El acoso, entendido como una de las formas más estresantes de relación humana, es el acto de perseguir de modo constante y evidente a un individuo con la finalidad de obtener algún beneficio por su parte. Dicha definición admite múltiples opciones, en función de si se ejerce por parte de una o varias personas, de un modo visible o tácito, o según la esfera de actuación (escolar, laboral, sexual, física y, de un tiempo a esta parte, cibernética). Parece ser que esta última intrusión electrónica está deviniendo muy común en las actuales relaciones sentimentales, sobre todo las que se establecen en edades tempranas. Con personalidades inseguras como telón de fondo, los adolescentes utilizan las omnipresentes redes sociales (Facebook, Twitter, WhatsApp, Instagram...) como herramientas de vigilancia de sus parejas. De hecho, muchas de las chicas consideran convenientes estos comportamientos de asedio para mantener el enamoramiento, mientras que ellos se centran, más que en la idea de amor, en la de control.

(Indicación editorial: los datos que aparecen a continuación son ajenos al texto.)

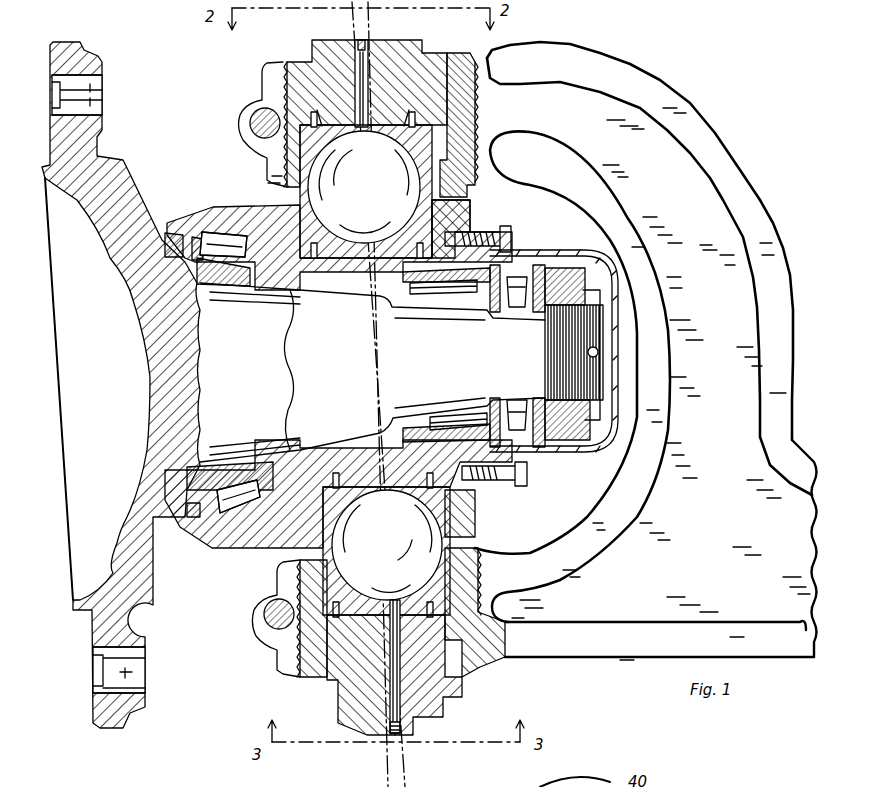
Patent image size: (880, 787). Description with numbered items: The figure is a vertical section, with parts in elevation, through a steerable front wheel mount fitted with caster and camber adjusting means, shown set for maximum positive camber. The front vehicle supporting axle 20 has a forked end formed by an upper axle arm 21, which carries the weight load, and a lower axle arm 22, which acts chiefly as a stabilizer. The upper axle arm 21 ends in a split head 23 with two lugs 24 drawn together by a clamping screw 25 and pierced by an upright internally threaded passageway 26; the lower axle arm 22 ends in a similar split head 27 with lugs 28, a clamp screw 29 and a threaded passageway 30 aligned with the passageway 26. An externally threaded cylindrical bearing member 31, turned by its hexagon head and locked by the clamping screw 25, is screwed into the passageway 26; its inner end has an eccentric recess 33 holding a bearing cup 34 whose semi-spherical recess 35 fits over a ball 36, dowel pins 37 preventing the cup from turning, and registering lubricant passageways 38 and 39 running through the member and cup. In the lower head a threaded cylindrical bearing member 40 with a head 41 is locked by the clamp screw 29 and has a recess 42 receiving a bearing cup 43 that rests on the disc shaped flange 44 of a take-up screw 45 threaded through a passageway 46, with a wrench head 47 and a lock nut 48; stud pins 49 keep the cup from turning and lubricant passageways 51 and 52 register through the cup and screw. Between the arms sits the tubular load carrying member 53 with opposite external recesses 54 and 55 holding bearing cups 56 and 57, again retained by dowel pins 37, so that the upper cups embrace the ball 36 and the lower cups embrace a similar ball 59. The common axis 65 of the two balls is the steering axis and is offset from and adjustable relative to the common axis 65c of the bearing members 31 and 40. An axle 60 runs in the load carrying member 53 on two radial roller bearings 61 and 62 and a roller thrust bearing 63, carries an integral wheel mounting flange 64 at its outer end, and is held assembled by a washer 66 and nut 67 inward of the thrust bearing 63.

The front vehicle supporting axle 20 is at (812, 660).
The upper axle arm 21 is at (628, 72).
The lower axle arm 22 is at (512, 667).
The split head 23 is at (455, 64).
The flanges or lugs 24 is at (248, 107).
The clamping screw 25 is at (250, 126).
The socket or passageway 26 is at (474, 78).
The split head 27 is at (483, 668).
The lugs 28 is at (277, 656).
The clamp screw 29 is at (266, 618).
The socket or passageway 30 is at (476, 647).
The cylindrical bearing member 31 is at (448, 16).
The cylindrical recess 33 is at (453, 168).
The bearing cup 34 is at (364, 187).
The semi-spherical recess 35 is at (284, 156).
The spherical bearing member or ball 36 is at (272, 173).
The dowel pins 37 is at (318, 128).
The lubricant passageway 38 is at (366, 62).
The lubricant passageway 39 is at (362, 140).
The cylindrical bearing member 40 is at (281, 674).
The head 41 is at (318, 676).
The cylindrical recess 42 is at (470, 585).
The bearing cup 43 is at (470, 570).
The disc shaped flange 44 is at (508, 611).
The bearing take-up screw 45 is at (340, 690).
The passageway 46 is at (458, 676).
The head 47 is at (414, 730).
The lock nut 48 is at (445, 708).
The stud pins 49 is at (385, 580).
The lubricant passageway 51 is at (375, 540).
The lubricant passageway 52 is at (372, 724).
The load carrying member 53 is at (294, 370).
The external cylindrical recess 54 is at (443, 213).
The external cylindrical recess 55 is at (318, 525).
The bearing cup 56 is at (450, 222).
The bearing cup 57 is at (462, 500).
The spherical bearing member or ball 59 is at (460, 515).
The axle 60 is at (372, 372).
The radial type roller bearing 61 is at (232, 462).
The radial type roller bearing 62 is at (434, 415).
The roller thrust bearing 63 is at (514, 398).
The wheel mounting flange 64 is at (147, 590).
The steering axis 65 is at (352, 20).
The common axis 65c is at (366, 762).
The washer 66 is at (575, 440).
The nut 67 is at (608, 446).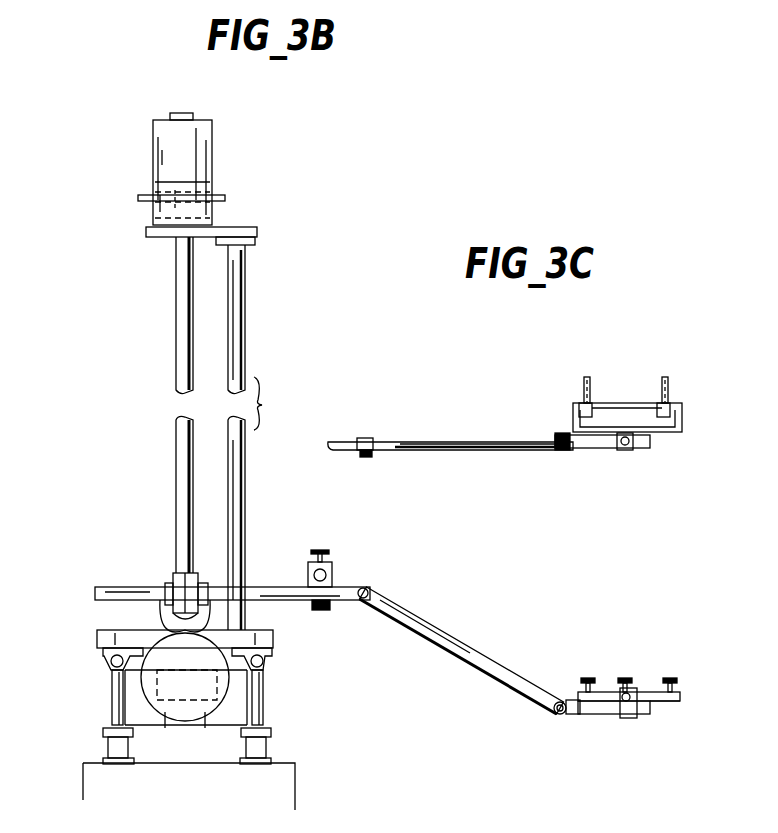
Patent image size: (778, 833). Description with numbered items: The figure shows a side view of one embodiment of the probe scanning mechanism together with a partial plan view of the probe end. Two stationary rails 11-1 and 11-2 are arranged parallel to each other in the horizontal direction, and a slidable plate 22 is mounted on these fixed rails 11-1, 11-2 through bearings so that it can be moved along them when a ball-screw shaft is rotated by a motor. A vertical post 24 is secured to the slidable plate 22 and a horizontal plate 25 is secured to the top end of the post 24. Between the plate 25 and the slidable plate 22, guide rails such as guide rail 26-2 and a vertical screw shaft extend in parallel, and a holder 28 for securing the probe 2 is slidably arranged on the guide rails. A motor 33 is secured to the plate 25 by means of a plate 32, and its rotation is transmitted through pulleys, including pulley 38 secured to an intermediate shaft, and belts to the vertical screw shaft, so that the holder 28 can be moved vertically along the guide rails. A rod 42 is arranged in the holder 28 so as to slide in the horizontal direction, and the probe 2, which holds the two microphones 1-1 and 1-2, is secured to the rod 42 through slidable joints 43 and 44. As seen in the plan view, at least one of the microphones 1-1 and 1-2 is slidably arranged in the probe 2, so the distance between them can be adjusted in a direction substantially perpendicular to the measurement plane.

In FIG. 3B, the motor 33 is at (205, 147).
In FIG. 3B, the pulley 38 is at (225, 198).
In FIG. 3B, the plate 32 is at (158, 208).
In FIG. 3B, the horizontal plate 25 is at (257, 230).
In FIG. 3B, the guide rail 26-2 is at (176, 310).
In FIG. 3B, the vertical post 24 is at (240, 316).
In FIG. 3B, the rod 42 is at (122, 587).
In FIG. 3C, the rod 42 is at (347, 446).
In FIG. 3B, the holder 28 is at (172, 575).
In FIG. 3B, the slidable plate 22 is at (100, 630).
In FIG. 3B, the stationary rail 11-1 is at (112, 672).
In FIG. 3B, the stationary rail 11-2 is at (263, 672).
In FIG. 3B, the slidable joint 43 is at (468, 650).
In FIG. 3C, the slidable joint 43 is at (490, 441).
In FIG. 3B, the slidable joint 44 is at (603, 714).
In FIG. 3C, the slidable joint 44 is at (605, 450).
In FIG. 3B, the probe 2 is at (688, 686).
In FIG. 3C, the probe 2 is at (690, 414).
In FIG. 3C, the microphone 1-1 is at (583, 382).
In FIG. 3C, the microphone 1-2 is at (668, 387).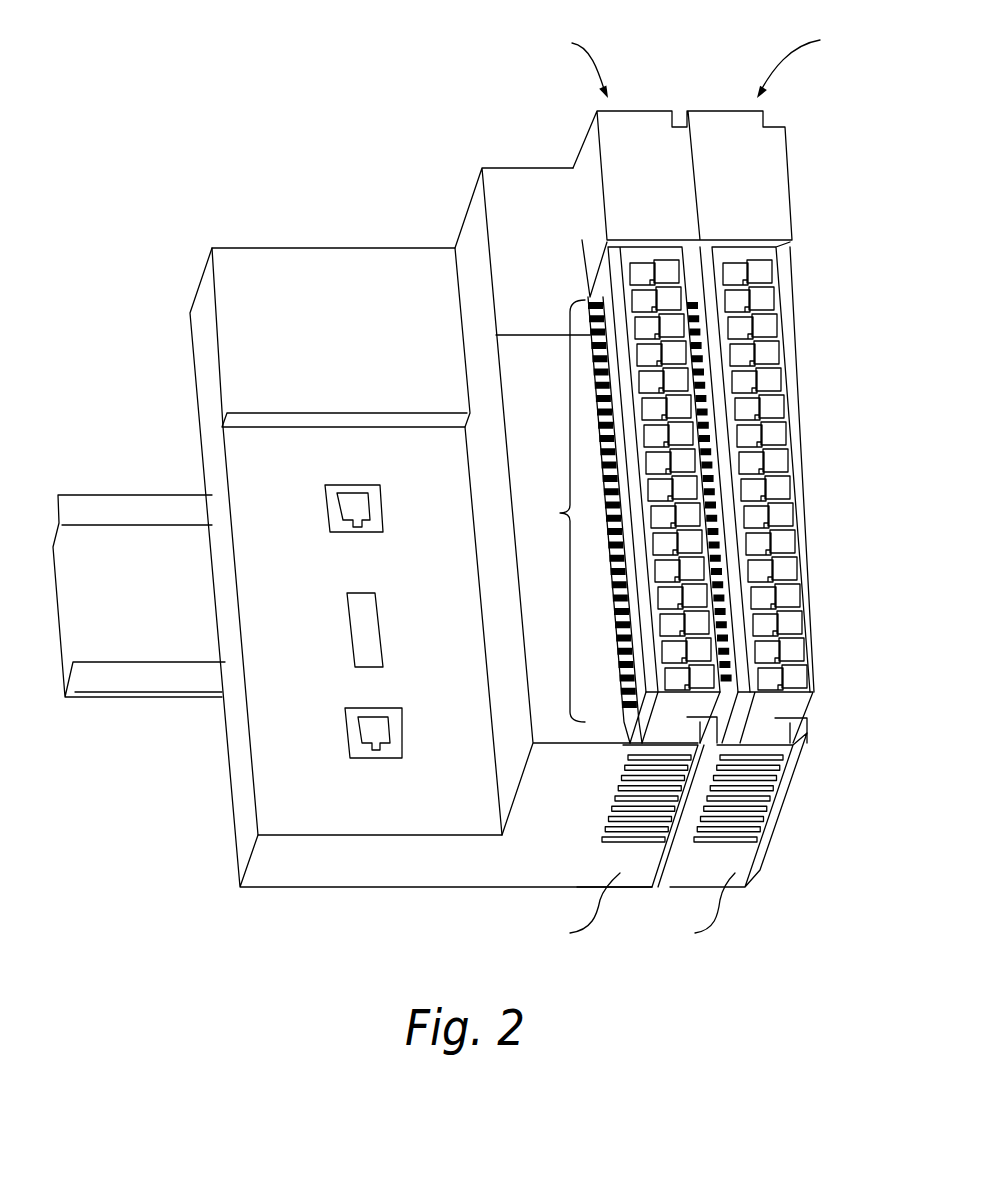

Según un estudio realizado por el Centro de Investigaciones Sociológicas para la Delegación del Gobierno para la Violencia de Género, este tipo de situaciones se están manifestando en esta concreta etapa con una alarmante frecuencia al alza. Ante la deriva tan preocupante de este fenómeno asociado a las nuevas tecnologías, desde el Ministerio de Sanidad, Asuntos Sociales e Igualdad se acaba de lanzar una campaña institucional que, bajo el título Diez formas de violencia de género digital, está dirigida al citado colectivo, de los que casi un 30% de sus integrantes reconoce ser víctima. En dicho decálogo figuran actitudes tales como interferir en las amistades de la novia con terceros, espiar los contenidos de sus conversaciones de chat, exigirle las contraseñas de seguridad de las cuentas, monitorizar su geolocalización, reclamar respuesta inmediata a los mensajes recibidos o pedirle el envío de fotografías íntimas, entre otras.

Lo verdaderamente paradójico del asunto es que estas prácticas no se califican ni se perciben por parte de sus protagonistas como formas de violencia de género, así que la primera medida a tomar ha de ser otorgarles su perversa carta de naturaleza, con el fin de no llamarse a engaño. Los responsables institucionales quieren poner de relieve la suma de esfuerzos colectivos realizados para combatir esta lacra, desde los medios de comunicación a los padres, pasando por los colegios, las empresas u otras organizaciones. Pero para un mayor éxito de la iniciativa se debe estar presente en la red que, si bien representa un innegable progreso de la técnica, ha abierto la veda a otras vías de maltrato más específicas.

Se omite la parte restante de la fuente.